Lohuizen’s documentation of human experiences, and the struggle between people and nature, is a prevailing motif. In a photograph taken in Tebike Nikoora on Kiribati, a woman stands outside, watching as seawater overtakes dozens of sandbags. In an image from Jakarta, people walk through knee-level flood water after canals failed due to garbage buildup.
The dramatic and evocative imagery of dangerous ocean currents and flooding was achieved through Lohuizen’s reliance on the tide table, data used to predict high and low tides. Lohuizen said shooting at high tide would be the best way for viewers to imagine the future severity of rising waters in coastal cities. “If you can show what happens already at high tides, you don’t have to have a very wild fantasy to realize what would happen if the sea level would rise one, two, or three meters on top of that,” he says.
Lohuizen also relied on drones, and even a kite rigged with a camera in the project’s early stages, to show the fragility of coastal cities. “There was a very important component to have those aerials—and specifically for the Netherlands—because then you see, in some of the images, how close we are to the sea,” he says.
Lohuizen, who hails from Utrecht, started this project in 2011 while he was working on a project about migration in the Americas. He has also photographed projects about the world’s rivers and the diamond industry.

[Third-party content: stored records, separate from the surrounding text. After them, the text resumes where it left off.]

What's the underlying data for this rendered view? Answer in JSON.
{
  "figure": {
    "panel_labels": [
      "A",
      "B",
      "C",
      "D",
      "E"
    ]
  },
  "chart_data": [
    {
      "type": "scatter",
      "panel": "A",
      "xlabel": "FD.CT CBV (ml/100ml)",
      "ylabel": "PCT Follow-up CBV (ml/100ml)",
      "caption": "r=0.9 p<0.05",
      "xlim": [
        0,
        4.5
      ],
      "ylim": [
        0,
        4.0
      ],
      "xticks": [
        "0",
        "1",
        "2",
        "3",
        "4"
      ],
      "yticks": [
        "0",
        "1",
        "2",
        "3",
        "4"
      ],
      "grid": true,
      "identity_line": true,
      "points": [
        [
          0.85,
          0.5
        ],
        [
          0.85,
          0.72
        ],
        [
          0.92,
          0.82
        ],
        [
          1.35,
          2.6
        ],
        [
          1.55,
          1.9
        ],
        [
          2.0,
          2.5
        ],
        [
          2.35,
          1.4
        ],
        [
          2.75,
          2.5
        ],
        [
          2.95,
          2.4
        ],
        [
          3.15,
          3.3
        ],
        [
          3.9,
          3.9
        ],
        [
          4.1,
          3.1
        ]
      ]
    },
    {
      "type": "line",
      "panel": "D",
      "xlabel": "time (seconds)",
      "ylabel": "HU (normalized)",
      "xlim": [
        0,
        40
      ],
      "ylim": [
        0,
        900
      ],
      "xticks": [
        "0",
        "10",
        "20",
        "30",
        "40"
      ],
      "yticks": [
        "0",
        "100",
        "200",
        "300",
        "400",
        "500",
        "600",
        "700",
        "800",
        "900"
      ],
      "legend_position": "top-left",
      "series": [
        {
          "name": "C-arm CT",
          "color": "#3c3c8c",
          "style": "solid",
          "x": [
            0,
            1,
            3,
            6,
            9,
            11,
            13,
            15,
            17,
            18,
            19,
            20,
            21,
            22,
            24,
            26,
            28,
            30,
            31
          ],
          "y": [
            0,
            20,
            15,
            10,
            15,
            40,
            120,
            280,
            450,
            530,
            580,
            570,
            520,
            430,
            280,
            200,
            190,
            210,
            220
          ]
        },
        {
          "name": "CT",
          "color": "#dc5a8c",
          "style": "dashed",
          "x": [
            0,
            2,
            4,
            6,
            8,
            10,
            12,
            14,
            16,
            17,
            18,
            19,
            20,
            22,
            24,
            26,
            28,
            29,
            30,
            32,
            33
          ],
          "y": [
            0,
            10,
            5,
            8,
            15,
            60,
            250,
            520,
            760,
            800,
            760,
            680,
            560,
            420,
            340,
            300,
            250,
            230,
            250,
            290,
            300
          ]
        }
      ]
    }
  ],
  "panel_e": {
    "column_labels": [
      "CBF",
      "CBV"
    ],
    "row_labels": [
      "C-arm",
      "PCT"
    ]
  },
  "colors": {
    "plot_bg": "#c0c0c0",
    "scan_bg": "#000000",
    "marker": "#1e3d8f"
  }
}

While the aerial shots show the relationship between rising waters and coastal cities, others show the attempts by residents to leave those places. In Bangladesh, boats fill Sadarghat, the main river port in the capital city of Dhaka, carrying people hoping to relocate from the delta. Similar situations are shown in Guna Yala, an indigeneous province in Panama, where Lohuizen captures a woman at the construction site of where her new home will be built. The idea of resettling communities, which Lohuizen documents in almost half of the countries he photographed, feels normalized yet controversial. “If people have to relocate, where do they go?” he asks. “I think in the US you have enough space, but in countries like Bangladesh, also the Netherlands or Indonesia, we don’t have the space to relocate people.”